Currently Enrolling Trials
Lonsurf is a combination of trifluridine, a nucleoside metabolic inhibitor, and tipiracil, a thymidine phosphorylase inhibitor.
Lonsurf is specifically indicated for the following:
- patients with metastatic colorectal cancer who have been previously treated with fluoropyrimidine-, oxaliplatin- and irinotecan-based chemotherapy, an anti-VEGF biological therapy, and if RAS wild-type, an anti-EGFR therapy.
- as a single agent or in combination with bevacizumab for the treatment of adult patients with metastatic colorectal cancer (mCRC) previously treated with fluoropyrimidine-, oxaliplatin-, and irinotecan-based chemotherapy, an anti-VEGF biological therapy, and if RAS wild-type, an anti-EGFR therapy.
- patients with metastatic gastric or gastroesophageal junction adenocarcinoma previously treated with at least two prior lines of chemotherapy that included a fluoropyrimidine, a platinum, either a taxane or irinotecan, and if appropriate, HER2/neu-targeted therapy.

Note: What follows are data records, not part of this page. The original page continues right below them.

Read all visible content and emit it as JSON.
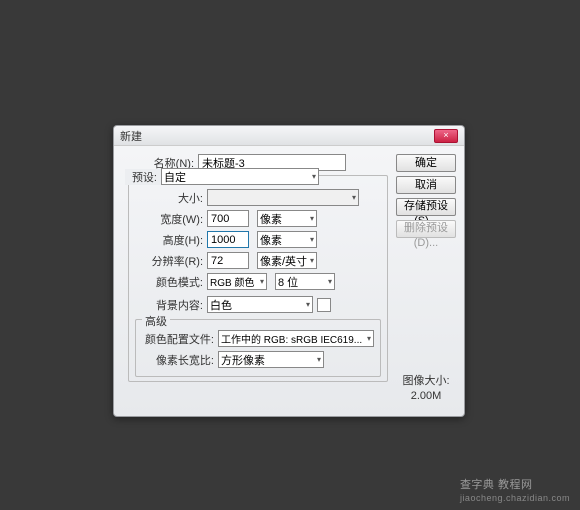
{
  "dialog": {
    "title": "新建",
    "name_label": "名称(N):",
    "name_value": "未标题-3",
    "preset_label": "预设:",
    "preset_value": "自定",
    "size_label": "大小:",
    "width_label": "宽度(W):",
    "width_value": "700",
    "width_unit": "像素",
    "height_label": "高度(H):",
    "height_value": "1000",
    "height_unit": "像素",
    "res_label": "分辨率(R):",
    "res_value": "72",
    "res_unit": "像素/英寸",
    "mode_label": "颜色模式:",
    "mode_value": "RGB 颜色",
    "depth_value": "8 位",
    "bg_label": "背景内容:",
    "bg_value": "白色",
    "advanced_label": "高级",
    "profile_label": "颜色配置文件:",
    "profile_value": "工作中的 RGB: sRGB IEC619...",
    "aspect_label": "像素长宽比:",
    "aspect_value": "方形像素",
    "image_size_label": "图像大小:",
    "image_size_value": "2.00M"
  },
  "buttons": {
    "ok": "确定",
    "cancel": "取消",
    "save_preset": "存储预设(S)...",
    "delete_preset": "删除预设(D)...",
    "close_x": "×"
  },
  "watermark": {
    "main": "查字典 教程网",
    "sub": "jiaocheng.chazidian.com"
  }
}
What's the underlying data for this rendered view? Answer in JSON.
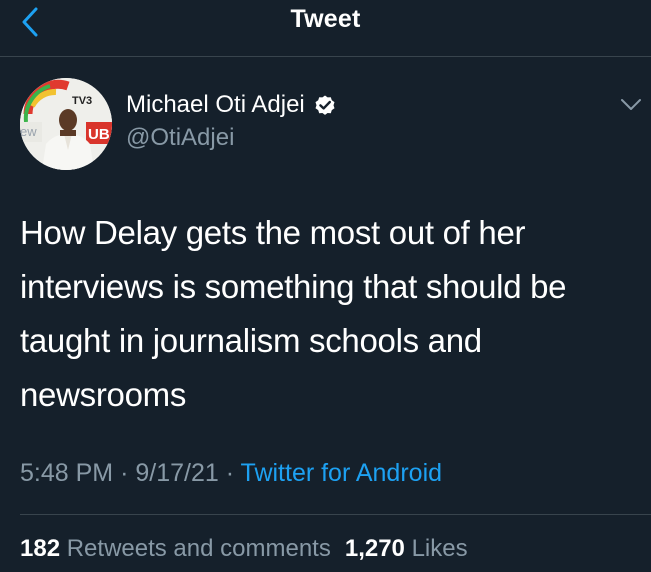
{
  "header": {
    "title": "Tweet",
    "back_icon": "chevron-left-icon",
    "accent_color": "#1da1f2"
  },
  "author": {
    "name": "Michael Oti Adjei",
    "handle": "@OtiAdjei",
    "verified": true,
    "avatar_logo_text": "TV3",
    "avatar_backdrop_text_left": "ew",
    "avatar_backdrop_text_right": "UB"
  },
  "tweet": {
    "lines": [
      "How Delay gets the most out of her",
      "interviews is something that should be",
      "taught in journalism schools and",
      "newsrooms"
    ]
  },
  "meta": {
    "time": "5:48 PM",
    "separator": "·",
    "date": "9/17/21",
    "source": "Twitter for Android"
  },
  "stats": {
    "retweets_count": "182",
    "retweets_label": "Retweets and comments",
    "likes_count": "1,270",
    "likes_label": "Likes"
  },
  "colors": {
    "background": "#15202b",
    "secondary_text": "#8899a6",
    "divider": "#38444d",
    "link": "#1da1f2"
  }
}
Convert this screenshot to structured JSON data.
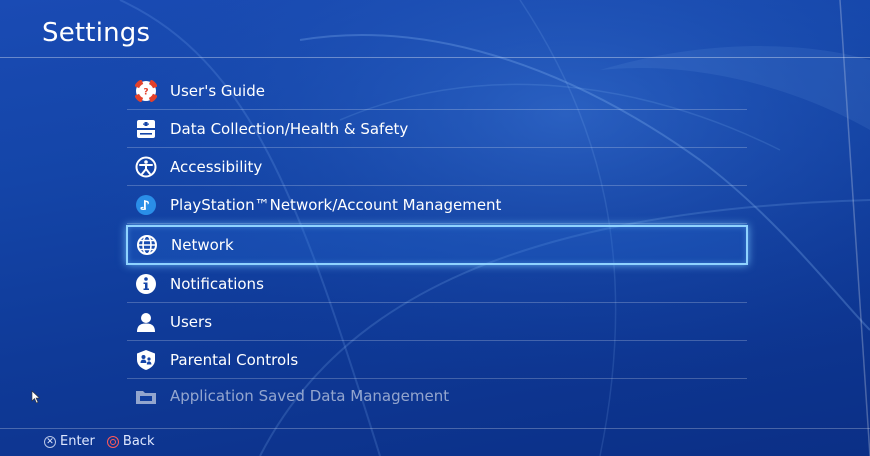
{
  "header": {
    "title": "Settings"
  },
  "menu": {
    "items": [
      {
        "label": "User's Guide",
        "icon": "lifebuoy-icon"
      },
      {
        "label": "Data Collection/Health & Safety",
        "icon": "data-collection-icon"
      },
      {
        "label": "Accessibility",
        "icon": "accessibility-icon"
      },
      {
        "label": "PlayStation™Network/Account Management",
        "icon": "playstation-network-icon"
      },
      {
        "label": "Network",
        "icon": "globe-icon",
        "selected": true
      },
      {
        "label": "Notifications",
        "icon": "info-icon"
      },
      {
        "label": "Users",
        "icon": "user-icon"
      },
      {
        "label": "Parental Controls",
        "icon": "parental-controls-icon"
      },
      {
        "label": "Application Saved Data Management",
        "icon": "saved-data-icon"
      }
    ]
  },
  "footer": {
    "enter_label": "Enter",
    "back_label": "Back",
    "enter_button_icon": "cross-button-icon",
    "back_button_icon": "circle-button-icon"
  },
  "colors": {
    "background": "#1445a8",
    "selection_border": "#8fd3ff",
    "lifebuoy_red": "#e3412b",
    "psn_blue": "#2a8ee8"
  }
}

Lonsurf is supplied as tablet for oral administration. The recommended dose is 35 mg/m2 /dose orally twice daily on Days 1 through 5 and Days 8 through 12 of each 28-day cycle. Lonsurf should be administered within 1 hour after completion of morning and evening meals.
Mechanism of Action
Lonsurf is a combination of trifluridine, a nucleoside metabolic inhibitor, and tipiracil, a thymidine phosphorylase inhibitor. Following uptake into cancer cells, trifluridine is incorporated into DNA, interferes with DNA synthesis and inhibits cell proliferation.
Adverse effects associated with the use of Lonsurf may include, but are not limited to, the following:
- decreased appetite
- abdominal pain
Clinical Trial Results
The FDA approval of Lonsurf for colorectal cancer was based on an international, randomized, double-blind, placebo-controlled study conducted in patients with previously treated metastatic colorectal cancer. A total of 800 patients were randomized 2:1 to receive Lonsurf (N=534) plus best supportive care (BSC) or matching placebo (N=266) plus BSC. Randomization was stratified by KRAS status (wild-type vs. mutant), time since diagnosis of first metastasis (<18 months vs. ≥ 18 months), and region (Japan vs. US, Europe and Australia). Patients received 35 mg/m2 Lonsurf or matching placebo orally twice daily after meals on Days 1 - 5 and 8 – 12 of each 28-day cycle until disease progression or unacceptable toxicity. The major efficacy outcome measure was overall survival (OS) and an additional efficacy outcome measure was progression-free survival (PFS). A statistically significant improvement in overall survival and progression-free survival were demonstrated in patients in the Lonsurf plus BSC arm compared to those who received placebo plus BSC. Median OS (months) was 7.1 versus 5.3. PFS was 88% versus 94%, respectively.
The FDA approval of Lonsurf for gastric cancer was based on the phase III trial, TAGS (TAS-102 Gastric Study). The global, randomized, double-blind study evaluated Lonsurf (35 mg/m2 orally twice daily on Days 1-5 and 8-12 of each 28-day cycle) plus best supportive care (BSC) versus placebo plus BSC in 507 patients with metastatic gastric or GEJ cancer, refractory to standard treatments. The primary endpoint in the TAGS trial was Overall Survival (OS). Median overall survival was 5·7 months in the trifluridine/tipiracil group and 3·6 months in the placebo group.